Sonntag, 17. Juli 2011

Was ist das öffentliche Kapital?

Die Landesbank Hessen-Thüringen (Helaba) ist aufgebracht, weil die europäische Bankenaufsicht (EBA) bestimmte Kapitalpositionen nicht als hartes Kernkapital anerkannt, schreibt Floyd Norris in einem Artikel („What Is Capital?“) in NYT.

Peter Dorman, der Norris Kritik an Helaba nicht gelten lassen will, bemerkt in seinem Blog (EconoSpeak), dass es so klingt, als ob Helaba eine Bande von durchtriebenen Administratoren wäre, die versucht, zu verstecken, wie überschuldet sie sind, so wie die Spieler an der Wall Street damals im Jahre 2008. „Es gibt eine Menge über die Landesbanken zu sagen. Aber durchtrieben ist nicht das, was einem in den Sinn kommt“, hebt Dorman hervor.

Das erste, was man wissen müsste, ist, was die Staatsbanken wie Helaba sind: Sie sind öffentlich-rechtlich, und sie stehen auf der Spitze einer Pyramide von tausenden von kommunalen Sparkassen. Zählt man dazu die spezialisierten Immobilienfinanzierer im gesamten öffentlichen Sektor, gehört fast die Hälfte der Bilanzsumme des deutschen Bankensystems zum öffentlichen Sektor, erklärt Dorman.

Die Landesbanken, die auf Kredite an den Mittelstand, kleine- und mittelgrosse Unternehmen, die den Kern der Export-Maschine ausmachen, spezialisiert sind, stellen wichtige Instrumente der deutschen Industriepolitik dar. Wegen der Landesbanken haben Kleinunternehmen so viel Zugang zu Kapital wie Grossunternehmen. Es gibt keine „economies of scale“ (Skaleneffekte) im Finanzwesen. Das bedeutet auch, dass die Arbeitnehmer im Sektor von Kleinunternehmen den gleichen Lohn kriegen wie die im Sektor von Grossunternehmen und sie haben die gleichen Fertigkeiten und Ausbildung, und sie sind genauso produktiv, schildert Dorman ausführlich.

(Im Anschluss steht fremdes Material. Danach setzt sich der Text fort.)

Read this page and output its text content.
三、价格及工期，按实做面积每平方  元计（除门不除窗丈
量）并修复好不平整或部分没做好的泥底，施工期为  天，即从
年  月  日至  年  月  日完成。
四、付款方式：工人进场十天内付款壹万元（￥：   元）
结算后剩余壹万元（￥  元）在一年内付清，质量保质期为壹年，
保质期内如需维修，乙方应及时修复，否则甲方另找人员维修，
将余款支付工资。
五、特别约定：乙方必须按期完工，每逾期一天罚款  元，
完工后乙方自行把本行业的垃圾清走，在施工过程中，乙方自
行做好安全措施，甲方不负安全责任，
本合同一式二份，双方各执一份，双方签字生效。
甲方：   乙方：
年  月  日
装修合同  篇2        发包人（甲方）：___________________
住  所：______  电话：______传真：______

Aber die EU mag die Landesbanken nicht. Sie prangert die explizite und implizite staatliche Subvention an, die die öffentlich-rechtliche Eigentümerschaft mitbringt. Die EU argumentiert, dass die Landesbanken die Wettbewerbspolitik verletzen. Der Streit ist laut Dorman einfach ideologisch: Wenn Sie denken, dass die öffentlich-rechtliche Eigentümerschaft nur eine Ausnahme sein sollte, um spezifische Marktversagen anzugehen, dann möchten Sie die Landesbanken zum Verkauf anbieten. Wenn Sie aber denken, dass die Wirtschaft so organisiert sein sollte, um sozial definierten Bedürfnissen gerecht zu werden, möchten Sie, dass ein grosser Teil der Kapitalallokation für den öffentlich-rechtlichen Input verantwortlich wird. Dann würden Sie dafür kämpfen, die Landesbanken beizubehalten. Im Übrigen: Es ist jetzt auch in den USA eine Bewegung im Gang, die öffentliche Banken zu fördern.

Ein Ergebnis der EU-Kritik war der Druck auf die Landesbanken, wettbewerbsfähige Renditen zu präsentieren. Die Leute, die Geld in diese Banken bringen, sind im öffentlichen Dienst tätig, mit versierten Fertigkeiten, was Formulare und Prüflisten der deutschen Tradition entspricht, aber nicht klug in nouveau finance. Leider haben einige dieser naiven Beamten laut Dorman hypothekenbesicherte Wertpapiere derart hochgefahren, dass sie in der Finanzkrise zusammengebrochen sind, mit Renditen, die von Brüssel verlangt waren, und mit einem Rating von AAA.

Was macht aber das Eigenkapital der Landesbanken aus? Für eine Privatbank wird das Kapital aus privaten Mitteln beschaffen, z.B. durch eine Aktienemission. Für eine öffentliche Bank ist das Kapital das Engagement der öffentlichen Hand, die Verbindlichkeiten der Bank zu garantieren. Das ist die Position, die von der Helaba und den anderen Landesbanken vertreten wird, unterstreicht Dorman.

Der Zynismus, der in den USA gut ankommen mag, muss aber in den europäischen Kontext übersetzt werden, bevor man verstehen kann, warum die Helaba wegen des Stresstest so gestresst ist, fasst Dorman zusammen.